As the name suggests, a short-term loan is a type of personal loan that’s extended to a qualified borrower with a required repayment term typically within 90 days or less (though they can extend up to a year).

Because of the short-term nature of the payback period, these loans are typically only given in small amounts to borrowers who meet certain requirements. Once applied for, these loans are typically approved or denied within hours. The money is then immediately transferred into the borrower’s account.

According to data from The Online Lenders Alliance, the median household income for short-term loan borrowers is somewhere around $30,235. This suggests that this type of loan is largely used by low-income consumers. The median short-term loan amount is $428, with a median cost for a loan (interest and fees) being $113. On average, short-term loan borrowers pay off their debt in three to 12 months.

When Do Short-Term Loans Make Sense

Short-term loans are often just what the doctor ordered. Here are a few situations and factors that make them ideal:

  • If you’re living paycheck-to-paycheck and simply don’t have the cash to pay for something that you need right away – but know you’ll have the money within a few weeks or months – a short-term loan can keep you afloat.
  • Short-term loans are extremely flexible. There are very few stipulations (if any) on how you can spend the money. This makes them ideal for situations when other types of loans (such as a home equity loan) won’t suffice.
  • Short-term loans are helpful for small business owners – particularly those who run seasonal businesses or high-volume, small-dollar sales companies.
  • Are you in between jobs?
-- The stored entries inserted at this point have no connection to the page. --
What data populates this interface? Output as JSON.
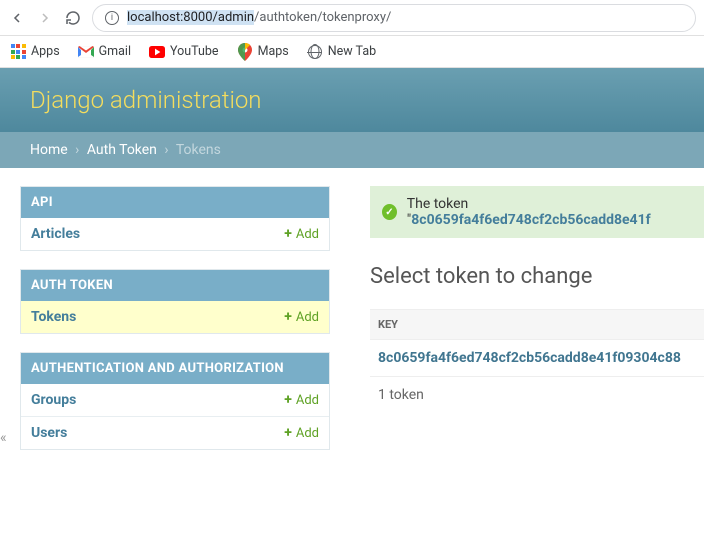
{
  "bookmarks": {
    "apps": "Apps",
    "gmail": "Gmail",
    "youtube": "YouTube",
    "maps": "Maps",
    "newtab": "New Tab"
  },
  "url": {
    "highlighted": "localhost:8000/admin",
    "rest": "/authtoken/tokenproxy/"
  },
  "header": {
    "title": "Django administration"
  },
  "breadcrumbs": {
    "home": "Home",
    "auth_token": "Auth Token",
    "current": "Tokens"
  },
  "sidebar": {
    "api": {
      "caption": "API",
      "items": [
        {
          "label": "Articles",
          "add": "Add"
        }
      ]
    },
    "authtoken": {
      "caption": "AUTH TOKEN",
      "items": [
        {
          "label": "Tokens",
          "add": "Add",
          "highlight": true
        }
      ]
    },
    "auth": {
      "caption": "AUTHENTICATION AND AUTHORIZATION",
      "items": [
        {
          "label": "Groups",
          "add": "Add"
        },
        {
          "label": "Users",
          "add": "Add"
        }
      ]
    }
  },
  "message": {
    "prefix": "The token \"",
    "token": "8c0659fa4f6ed748cf2cb56cadd8e41f"
  },
  "content": {
    "title": "Select token to change",
    "col_key": "KEY",
    "row_key": "8c0659fa4f6ed748cf2cb56cadd8e41f09304c88",
    "count": "1 token"
  }
}
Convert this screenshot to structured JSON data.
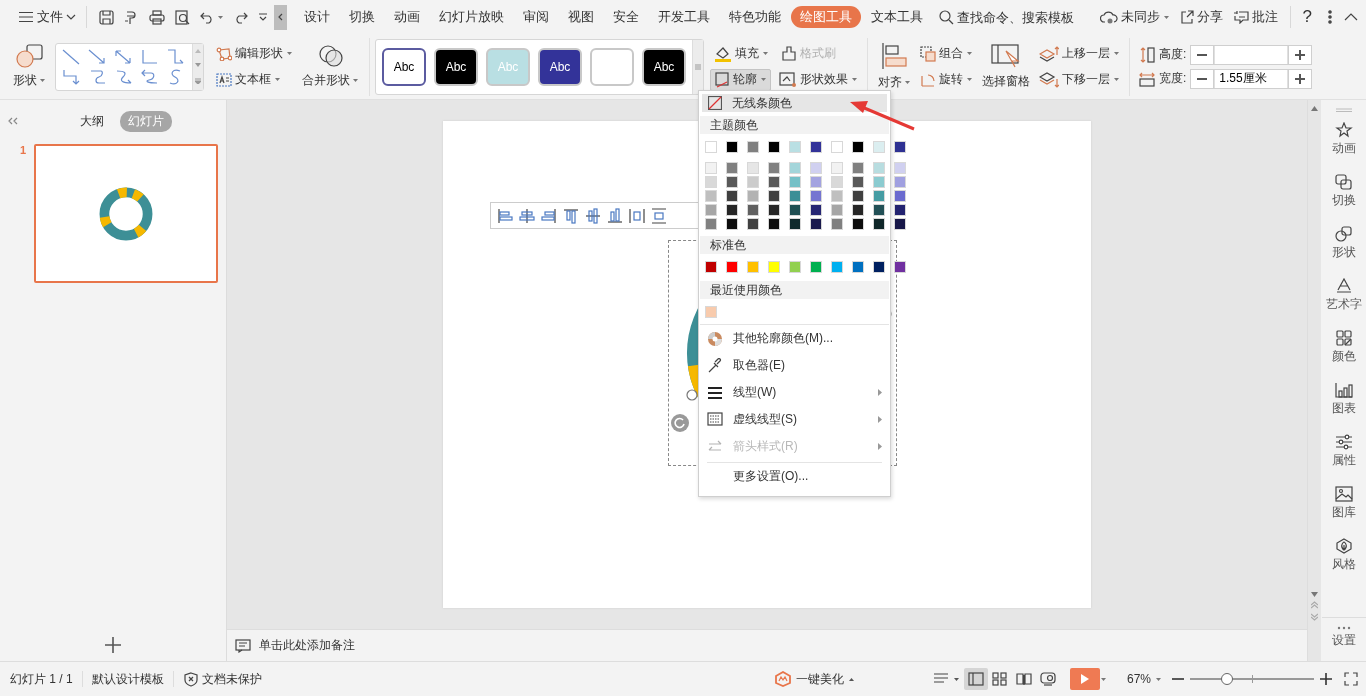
{
  "menubar": {
    "file_menu": "文件",
    "tabs": [
      {
        "label": "设计",
        "selected": false
      },
      {
        "label": "切换",
        "selected": false
      },
      {
        "label": "动画",
        "selected": false
      },
      {
        "label": "幻灯片放映",
        "selected": false
      },
      {
        "label": "审阅",
        "selected": false
      },
      {
        "label": "视图",
        "selected": false
      },
      {
        "label": "安全",
        "selected": false
      },
      {
        "label": "开发工具",
        "selected": false
      },
      {
        "label": "特色功能",
        "selected": false
      },
      {
        "label": "绘图工具",
        "selected": true
      },
      {
        "label": "文本工具",
        "selected": false
      }
    ],
    "search": {
      "placeholder": "查找命令、搜索模板"
    },
    "sync": "未同步",
    "share": "分享",
    "comment": "批注",
    "help": "?"
  },
  "ribbon": {
    "shape": "形状",
    "edit_shape": "编辑形状",
    "text_box": "文本框",
    "merge_shape": "合并形状",
    "styles": [
      {
        "label": "Abc",
        "color": "#ffffff"
      },
      {
        "label": "Abc",
        "color": "#000000"
      },
      {
        "label": "Abc",
        "color": "#b9dfe3"
      },
      {
        "label": "Abc",
        "color": "#333399"
      },
      {
        "color": "#ffffff"
      },
      {
        "label": "Abc",
        "color": "#000000"
      }
    ],
    "fill": "填充",
    "format_painter": {
      "label": "格式刷",
      "disabled": true
    },
    "outline": {
      "label": "轮廓",
      "expanded": true
    },
    "shape_effects": "形状效果",
    "align": "对齐",
    "group": "组合",
    "rotate": "旋转",
    "selection_pane": "选择窗格",
    "bring_forward": "上移一层",
    "send_backward": "下移一层",
    "height": {
      "label": "高度:"
    },
    "width": {
      "label": "宽度:",
      "value": "1.55厘米"
    }
  },
  "side_panel": {
    "tabs": [
      {
        "label": "大纲",
        "selected": false
      },
      {
        "label": "幻灯片",
        "selected": true
      }
    ],
    "slides": [
      {
        "number": "1",
        "selected": true
      }
    ]
  },
  "notes": {
    "placeholder": "单击此处添加备注"
  },
  "outline_menu": {
    "no_line": {
      "label": "无线条颜色",
      "selected": true
    },
    "theme_header": "主题颜色",
    "theme_colors": [
      {
        "color": "#ffffff"
      },
      {
        "color": "#000000"
      },
      {
        "color": "#808080"
      },
      {
        "color": "#000000"
      },
      {
        "color": "#b9dfe3"
      },
      {
        "color": "#333399"
      },
      {
        "color": "#ffffff"
      },
      {
        "color": "#000000"
      },
      {
        "color": "#dbeef0"
      },
      {
        "color": "#2e3192"
      }
    ],
    "theme_shades": [
      [
        {
          "color": "#f2f2f2"
        },
        {
          "color": "#d9d9d9"
        },
        {
          "color": "#bfbfbf"
        },
        {
          "color": "#a6a6a6"
        },
        {
          "color": "#808080"
        }
      ],
      [
        {
          "color": "#808080"
        },
        {
          "color": "#595959"
        },
        {
          "color": "#404040"
        },
        {
          "color": "#262626"
        },
        {
          "color": "#0d0d0d"
        }
      ],
      [
        {
          "color": "#e6e6e6"
        },
        {
          "color": "#cccccc"
        },
        {
          "color": "#b3b3b3"
        },
        {
          "color": "#606060"
        },
        {
          "color": "#404040"
        }
      ],
      [
        {
          "color": "#808080"
        },
        {
          "color": "#595959"
        },
        {
          "color": "#404040"
        },
        {
          "color": "#262626"
        },
        {
          "color": "#0d0d0d"
        }
      ],
      [
        {
          "color": "#a3d5da"
        },
        {
          "color": "#75c0c7"
        },
        {
          "color": "#3b8e96"
        },
        {
          "color": "#1f4f53"
        },
        {
          "color": "#0f2a2c"
        }
      ],
      [
        {
          "color": "#d0d0f0"
        },
        {
          "color": "#a3a3e0"
        },
        {
          "color": "#7575d1"
        },
        {
          "color": "#262673"
        },
        {
          "color": "#1a1a4d"
        }
      ],
      [
        {
          "color": "#f2f2f2"
        },
        {
          "color": "#d9d9d9"
        },
        {
          "color": "#bfbfbf"
        },
        {
          "color": "#a6a6a6"
        },
        {
          "color": "#808080"
        }
      ],
      [
        {
          "color": "#808080"
        },
        {
          "color": "#595959"
        },
        {
          "color": "#404040"
        },
        {
          "color": "#262626"
        },
        {
          "color": "#0d0d0d"
        }
      ],
      [
        {
          "color": "#b8dde0"
        },
        {
          "color": "#8bcbd0"
        },
        {
          "color": "#459ca3"
        },
        {
          "color": "#225056"
        },
        {
          "color": "#0f2628"
        }
      ],
      [
        {
          "color": "#d0d0f0"
        },
        {
          "color": "#a0a0e0"
        },
        {
          "color": "#6b6bcf"
        },
        {
          "color": "#232370"
        },
        {
          "color": "#171748"
        }
      ]
    ],
    "standard_header": "标准色",
    "standard_colors": [
      {
        "color": "#c00000"
      },
      {
        "color": "#ff0000"
      },
      {
        "color": "#ffc000"
      },
      {
        "color": "#ffff00"
      },
      {
        "color": "#92d050"
      },
      {
        "color": "#00b050"
      },
      {
        "color": "#00b0f0"
      },
      {
        "color": "#0070c0"
      },
      {
        "color": "#002060"
      },
      {
        "color": "#7030a0"
      }
    ],
    "recent_header": "最近使用颜色",
    "recent_colors": [
      {
        "color": "#f8cbad"
      }
    ],
    "items": [
      {
        "label": "其他轮廓颜色(M)...",
        "disabled": false,
        "submenu": false
      },
      {
        "label": "取色器(E)",
        "disabled": false,
        "submenu": false
      },
      {
        "label": "线型(W)",
        "disabled": false,
        "submenu": true
      },
      {
        "label": "虚线线型(S)",
        "disabled": false,
        "submenu": true
      },
      {
        "label": "箭头样式(R)",
        "disabled": true,
        "submenu": true
      },
      {
        "label": "更多设置(O)...",
        "disabled": false,
        "submenu": false
      }
    ]
  },
  "right_sidebar": {
    "items": [
      {
        "label": "动画"
      },
      {
        "label": "切换"
      },
      {
        "label": "形状"
      },
      {
        "label": "艺术字"
      },
      {
        "label": "颜色"
      },
      {
        "label": "图表"
      },
      {
        "label": "属性"
      },
      {
        "label": "图库"
      },
      {
        "label": "风格"
      }
    ],
    "settings": "设置"
  },
  "status_bar": {
    "slide_count": "幻灯片 1 / 1",
    "template": "默认设计模板",
    "protection": "文档未保护",
    "beautify": "一键美化",
    "views": [
      {
        "selected": true
      },
      {
        "selected": false
      },
      {
        "selected": false
      },
      {
        "selected": false
      }
    ],
    "zoom": {
      "reading": "67%",
      "level": 0.3
    }
  }
}
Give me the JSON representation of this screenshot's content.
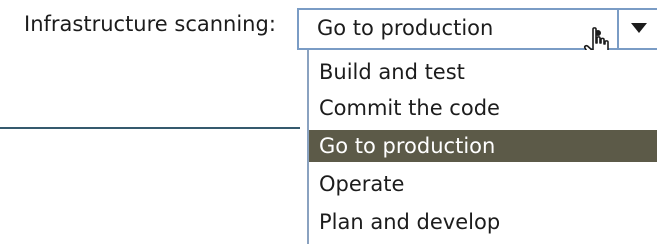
{
  "field": {
    "label": "Infrastructure scanning:"
  },
  "select": {
    "value": "Go to production",
    "arrow_icon": "triangle-down-icon",
    "cursor_icon": "hand-pointer-icon"
  },
  "dropdown": {
    "items": [
      {
        "label": "Build and test",
        "selected": false
      },
      {
        "label": "Commit the code",
        "selected": false
      },
      {
        "label": "Go to production",
        "selected": true
      },
      {
        "label": "Operate",
        "selected": false
      },
      {
        "label": "Plan and develop",
        "selected": false
      }
    ],
    "selected_color": "#5c5a48"
  },
  "colors": {
    "border": "#7a9cc5",
    "separator": "#355a6e"
  }
}
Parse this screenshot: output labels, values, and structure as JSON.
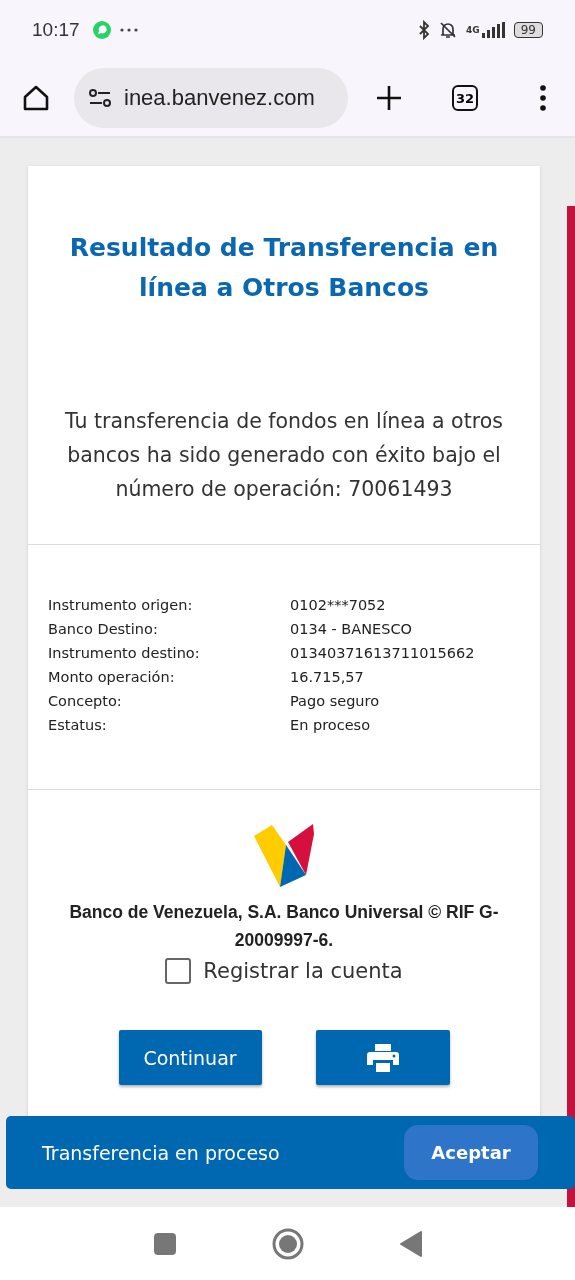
{
  "status_bar": {
    "time": "10:17",
    "network": "4G",
    "battery": "99"
  },
  "browser": {
    "url": "inea.banvenez.com",
    "tab_count": "32"
  },
  "page": {
    "title": "Resultado de Transferencia en línea a Otros Bancos",
    "message": "Tu transferencia de fondos en línea a otros bancos ha sido generado con éxito bajo el número de operación: 70061493",
    "details": [
      {
        "label": "Instrumento origen:",
        "value": "0102***7052"
      },
      {
        "label": "Banco Destino:",
        "value": "0134 - BANESCO"
      },
      {
        "label": "Instrumento destino:",
        "value": "01340371613711015662"
      },
      {
        "label": "Monto operación:",
        "value": "16.715,57"
      },
      {
        "label": "Concepto:",
        "value": "Pago seguro"
      },
      {
        "label": "Estatus:",
        "value": "En proceso"
      }
    ],
    "footer": "Banco de Venezuela, S.A. Banco Universal © RIF G-20009997-6.",
    "register": {
      "label": "Registrar la cuenta",
      "checked": false
    },
    "buttons": [
      {
        "kind": "text",
        "label": "Continuar"
      },
      {
        "kind": "print"
      }
    ]
  },
  "snackbar": {
    "message": "Transferencia en proceso",
    "action": "Aceptar"
  }
}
If you’re no longer receiving a paycheck from your previous employer, but have to wait a couple of months before getting a paycheck from your new employer, a short-term loan may bridge the gap and allow you to meet basic expenses.

These are just a few examples of times when short-term loans come in handy. Understanding when they’re helpful will allow you to make smart financial decisions that benefit you both now and in the future.

When Should You Avoid Short-Term Loans

While there are plenty of scenarios where short-term loans work to your benefit, there are also numerous occasions where they don’t. Here are some examples of when they don’t make sense:

  • Did you know that a short-term loan is the most expensive type of debt you can carry? While this is fine when the repayment term is something like 30 days, it can add up when you wait six or nine months to pay the lender back.
  • A short-term loan is designed to cover you for a very brief period. If you have a long-term need, this type of loan product isn’t going to work for you.
  • Ironically, you need some cash on hand when taking on a short-term loan. Having nothing in the bank will set you up for major challenges when it comes time to repay the loan.

As you can see, a short-term loan isn’t always the answer. There are times when another loan product will be better for you.

How to Find the Best Short-Term Loan for Your Situation

If you decide that a short-term loan is right for your business, you’ll need to begin researching your options. There are plenty of products and lenders on the market, so be sure to do your due diligence and compare your options.

You can find short-term loans from local banks and credit unions, as well as online lenders. Typically, online loans process faster and offer slightly more on the loan amount. Loans from physical lenders, however, may be easier to obtain if you already have an existing relationship with the company.

The biggest key is to avoid making a rash decision. Analyze at least two or three different options before signing the dotted line. This will give you a better idea of your choices.